Given that dictionary is so common in coding interview questions that I’d like to briefly summarize few strategies/techniques here.

  • To store a dictionary, usually people will use data structures including Hash set, Trie or maybe just array. You’d better understand pros and cons of each of them.
  • You may choose to have a pre-processing step to read the whole dictionary and store into your preferred data structure. Since once it’s loaded, you can use it as many times as you want.
  • If the dictionary is not too large, you may take the dictionary traverse time as a constant.

Traverse dictionary

Coming back to this problem, if we assume the dictionary can be traversed quickly (not too many entries), one approach is to go through each word in the dictionary, calculate the number deletions required, and return the minimum one. To calculate the number of deletions efficiently, we’ll use the common technique here. One fact is that if a longer string can be transformed to a shorter one by deleting characters, the longer string must contain all the characters of the smaller one in order. If you have noticed this fact, then you should know that we only need to traverse the two strings once in order to get the deletion number. More specifically, we put two indices (L for the longer string, S for the shorter string) pointing to beginning of each string. If the two characters under the indices are different, move L forward by one character. If the two characters are same, move both forward. If S comes to the end, it means the longer string contains all the characters in order, so the number of deletion needed is just len(longer) – len(shorter). Assuming the size of the dictionary is M and length of the given word is N, the time complexity is O(MN) because for each word in the dictionary, we may need to iterate over the given word.

Traverse the word

What if the dictionary is really large? Actually we can solve this problem from the other side – traverse all the possible words generated from deletion of the given word. So for the given word, we try to delete each of the characters and check if the new word exists in the dictionary. Since we need to quickly check the existence of a work in dictionary, we need to load the dictionary into a hash set. So the time complexity for pre-processing is O(M) (traverse the whole dictionary once) and for the rest of the algorithm is O(2^N) because we need to get all the possible words generated from the given word.

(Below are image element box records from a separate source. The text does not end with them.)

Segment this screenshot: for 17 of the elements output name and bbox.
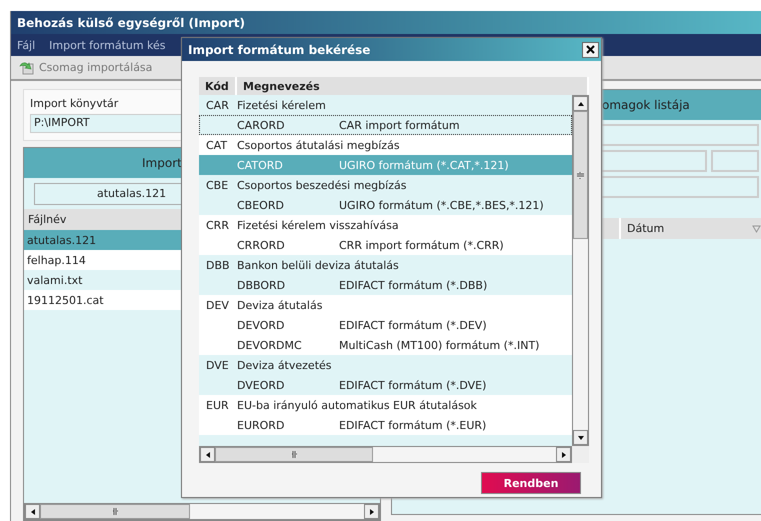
- table-cell: EU-ba irányuló automatikus EUR átutalások: [237, 398, 477, 412]
- window-title: Behozás külső egységről (Import): [17, 16, 246, 30]
- table-cell-text: CBE: [205, 178, 230, 192]
- table-cell-text: DBB: [205, 258, 231, 272]
- table-cell-text: DEV: [205, 298, 230, 312]
- table-cell: Fizetési kérelem visszahívása: [237, 218, 399, 232]
- table-cell: Fizetési kérelem: [237, 98, 326, 112]
- table-cell: Deviza átvezetés: [237, 358, 332, 372]
- table-cell: Bankon belüli deviza átutalás: [237, 258, 399, 272]
- table-cell-text: CAR: [205, 98, 230, 112]
- table-cell: Deviza átutalás: [237, 298, 322, 312]
- table-cell-text: EUR: [205, 398, 230, 412]
- table-cell-text: CRR: [205, 218, 230, 232]
- field-label: Import könyvtár: [30, 97, 118, 110]
- table-cell: Csoportos beszedési megbízás: [237, 178, 406, 192]
- table-cell-text: DVE: [205, 358, 230, 372]
- dialog-title: Import formátum bekérése: [188, 42, 372, 56]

It’s also worth to note that once the dictionary is loaded, we don’t need to do the pre-processing again and that’s why sometimes we can ignore the time spent here. So which solution is better? It depends on the size of the dictionary and length of the given word.

Takeaways

To sum up some techniques in this question:

  • You should be aware of common data structures for dictionary and pros and cons of each of them.
  • Given that the size of the dictionary is fixed, it’s not a bad idea to just iterate over it.
  • Having two indices to traverse/compare two string/arrays is quite common. For example, we use the same approach to merging two sorted arrays.

You may notice that it’s not easy to write the code for “traverse the word” solution. So please try to finish the code for this part.